Tema della nona esercitazione.
“Véhigadta lé-vinkha…”
(Esodo, XIII, 8)
Celebrando il “Cicer arietinum.”
Il cece è una pianta erbacea annuale della famiglia delle Fabaceae, ha il fusto peloso, le foglie dentate, i fiori bianchi, rosei o rossi.  Le radici, che penetrano in profondità nel terreno, fanno in modo che la sua cultura richieda poca acqua.  I baccelli che contengono fino a quattro “semi” sono di color paglierino, i semi sono di forma tondeggiante e consistenza dura.  L’espressione di “arietinum” deriva dalla forma del seme che assomiglia alla testa di un ariete.
I semi o ceci, hanno un alto tenore di glucidi e una buona percentuale di proteine vegetali, oltre che sostanze azotate, lipidi, ossido di ferro e vitamine.  I ceci sono originari di quella zona compresa tra il sud-est della Turchia, la Siria e l’Iraq, cioè di quell’area detta della “mezzaluna fertile”.  Oggi si sono acclimatati in tutto il mondo, in particolare nel bacino del Mediterraneo, in Afghanistan, in India e in Pakistan.

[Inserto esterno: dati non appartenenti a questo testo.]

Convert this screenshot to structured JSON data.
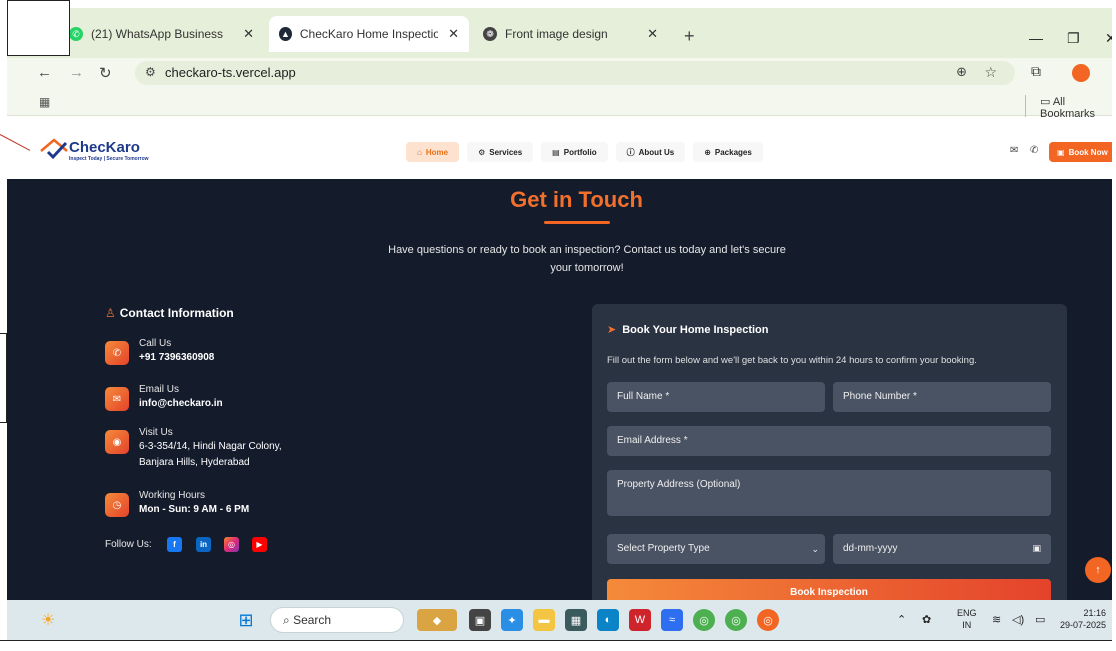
{
  "browser": {
    "tabs": [
      {
        "title": "(21) WhatsApp Business",
        "favicon_color": "#25d366"
      },
      {
        "title": "ChecKaro Home Inspection - In",
        "favicon_color": "#1f2937",
        "active": true
      },
      {
        "title": "Front image design",
        "favicon_color": "#444444"
      }
    ],
    "new_tab": "+",
    "url": "checkaro-ts.vercel.app",
    "all_bookmarks": "All Bookmarks"
  },
  "site": {
    "brand": {
      "name": "ChecKaro",
      "tagline": "Inspect Today | Secure Tomorrow"
    },
    "nav": [
      {
        "label": "Home",
        "icon": "home-icon",
        "active": true
      },
      {
        "label": "Services",
        "icon": "gear-icon"
      },
      {
        "label": "Portfolio",
        "icon": "document-icon"
      },
      {
        "label": "About Us",
        "icon": "info-icon"
      },
      {
        "label": "Packages",
        "icon": "package-icon"
      }
    ],
    "book_now": "Book Now",
    "section": {
      "title": "Get in Touch",
      "subtitle": "Have questions or ready to book an inspection? Contact us today and let's secure your tomorrow!"
    },
    "contact": {
      "heading": "Contact Information",
      "items": [
        {
          "label": "Call Us",
          "value": "+91 7396360908",
          "icon": "phone-icon"
        },
        {
          "label": "Email Us",
          "value": "info@checkaro.in",
          "icon": "mail-icon"
        },
        {
          "label": "Visit Us",
          "value": "6-3-354/14, Hindi Nagar Colony,",
          "value2": "Banjara Hills, Hyderabad",
          "icon": "location-icon"
        },
        {
          "label": "Working Hours",
          "value": "Mon - Sun: 9 AM - 6 PM",
          "icon": "clock-icon"
        }
      ],
      "follow_label": "Follow Us:"
    },
    "form": {
      "title": "Book Your Home Inspection",
      "description": "Fill out the form below and we'll get back to you within 24 hours to confirm your booking.",
      "full_name": "Full Name *",
      "phone": "Phone Number *",
      "email": "Email Address *",
      "property_address": "Property Address (Optional)",
      "property_type": "Select Property Type",
      "date": "dd-mm-yyyy",
      "submit": "Book Inspection"
    }
  },
  "taskbar": {
    "search": "Search",
    "lang_top": "ENG",
    "lang_bottom": "IN",
    "time": "21:16",
    "date": "29-07-2025"
  },
  "colors": {
    "accent": "#f26522",
    "dark_bg": "#141c2c",
    "card_bg": "#2a3342",
    "brand_blue": "#1f3a8a"
  }
}
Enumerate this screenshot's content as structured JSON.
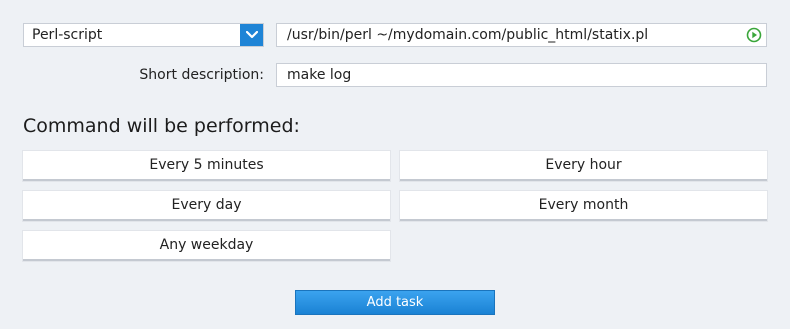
{
  "script_type": {
    "selected": "Perl-script",
    "icon": "chevron-down-icon",
    "accent": "#1e84d6"
  },
  "command": {
    "value": "/usr/bin/perl ~/mydomain.com/public_html/statix.pl",
    "run_icon": "play-icon",
    "run_color": "#3aa63a"
  },
  "description": {
    "label": "Short description:",
    "value": "make log"
  },
  "schedule": {
    "heading": "Command will be performed:",
    "options": [
      "Every 5 minutes",
      "Every hour",
      "Every day",
      "Every month",
      "Any weekday"
    ]
  },
  "actions": {
    "add_task": "Add task"
  }
}
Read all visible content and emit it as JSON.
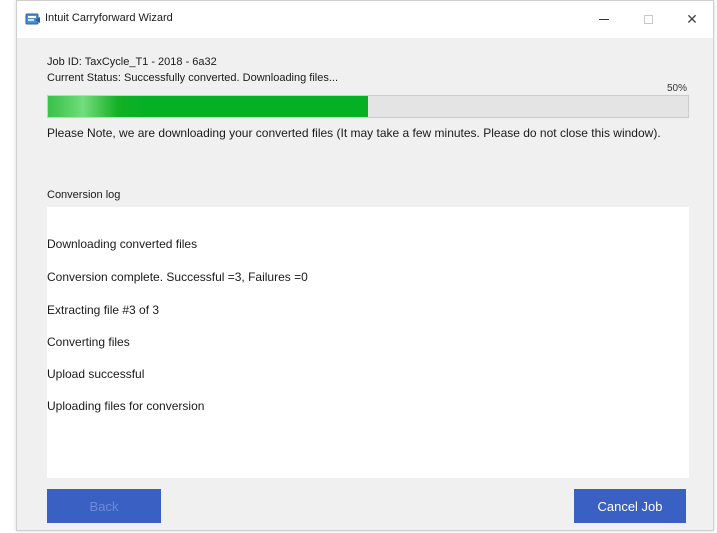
{
  "window": {
    "title": "Intuit Carryforward Wizard",
    "app_icon": "carryforward-app-icon",
    "controls": {
      "minimize_icon": "minimize-icon",
      "maximize_icon": "maximize-icon",
      "close_icon": "close-icon",
      "close_glyph": "✕"
    }
  },
  "job": {
    "id_text": "Job ID:  TaxCycle_T1 - 2018 - 6a32",
    "status_text": "Current Status: Successfully converted. Downloading files..."
  },
  "progress": {
    "percent_label": "50%",
    "fraction": 0.5,
    "fill_color": "#06b025"
  },
  "note": "Please Note, we are downloading your converted files (It may take a few minutes. Please do not close this window).",
  "log": {
    "label": "Conversion log",
    "lines": [
      "Downloading converted files",
      "Conversion complete. Successful =3, Failures =0",
      " Extracting file #3 of 3",
      "Converting files",
      "Upload successful",
      "Uploading files for conversion"
    ]
  },
  "buttons": {
    "back_label": "Back",
    "cancel_label": "Cancel Job",
    "accent_color": "#3a60c4"
  }
}
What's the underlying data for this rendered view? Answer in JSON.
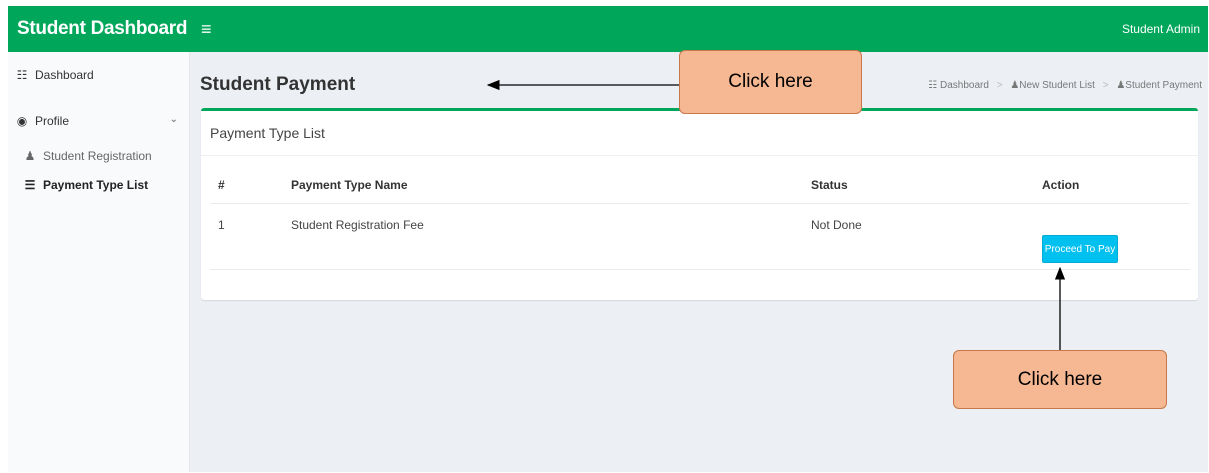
{
  "app": {
    "title": "Student Dashboard",
    "menu_icon": "hamburger-icon",
    "user_label": "Student Admin"
  },
  "colors": {
    "header": "#00a65a",
    "button": "#00c0ef",
    "callout": "#f6b893",
    "background": "#ecf0f5"
  },
  "sidebar": {
    "items": [
      {
        "label": "Dashboard",
        "icon": "dashboard-icon"
      },
      {
        "label": "Profile",
        "icon": "eye-icon",
        "expand_icon": "chevron-down-icon"
      },
      {
        "label": "Student Registration",
        "icon": "user-icon"
      },
      {
        "label": "Payment Type List",
        "icon": "list-icon",
        "active": true
      }
    ]
  },
  "page": {
    "title": "Student Payment",
    "breadcrumb": [
      "Dashboard",
      "New Student List",
      "Student Payment"
    ]
  },
  "box": {
    "title": "Payment Type List",
    "columns": [
      "#",
      "Payment Type Name",
      "Status",
      "Action"
    ],
    "rows": [
      {
        "num": "1",
        "name": "Student Registration Fee",
        "status": "Not Done",
        "action": "Proceed To Pay"
      }
    ]
  },
  "annotations": {
    "callout_1": "Click here",
    "callout_2": "Click here"
  }
}
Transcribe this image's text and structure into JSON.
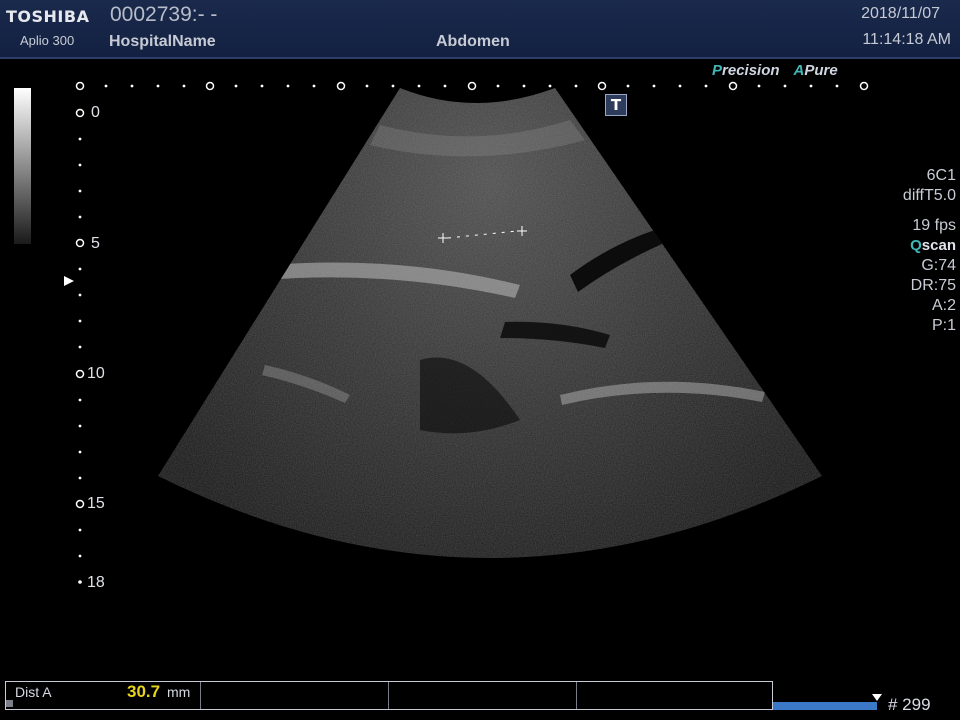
{
  "header": {
    "brand": "TOSHIBA",
    "model": "Aplio 300",
    "patient_id": "0002739:- -",
    "hospital": "HospitalName",
    "exam": "Abdomen",
    "date": "2018/11/07",
    "time": "11:14:18 AM"
  },
  "brand_tags": {
    "precision_initial": "P",
    "precision_rest": "recision",
    "apure_initial": "A",
    "apure_rest": "Pure"
  },
  "depth_scale": {
    "labels": [
      "0",
      "5",
      "10",
      "15",
      "18"
    ],
    "unit": "cm"
  },
  "t_button": "T",
  "params": {
    "probe": "6C1",
    "mode": "diffT5.0",
    "fps": "19 fps",
    "qscan_q": "Q",
    "qscan_rest": "scan",
    "gain": "G:74",
    "dynamic_range": "DR:75",
    "a": "A:2",
    "p": "P:1"
  },
  "measurement": {
    "name": "Dist A",
    "value": "30.7",
    "unit": "mm"
  },
  "cine": {
    "frame": "# 299",
    "progress": 0.99
  },
  "colors": {
    "header_bg": "#132041",
    "accent_teal": "#3fb8b8",
    "measure_yellow": "#e6d41a",
    "cine_blue": "#3b78c8"
  }
}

Il loro antico nome è hallaru, costituiva una delle principali risorse alimentari della Mesopotania, in arabo è hullar.  Il nome latino deriva dal greco Kickere, la cui radice si trova anche nel berbero ikiker.  Un aneddoto.  Cicerone deve il suo nome ad una grossa verruca a forma di cece che aveva sul volto.  Lo stesso soprannome ricevette il faraone Ptolémée IX, chiamato Lathyros.  Nell’antica Roma, tostato, era un rimedio contro l’impotenza sessuale maschile.  Nel Medioevo era apprezzato come antidiarroico e, in polvere, come farmaco contro le infezioni.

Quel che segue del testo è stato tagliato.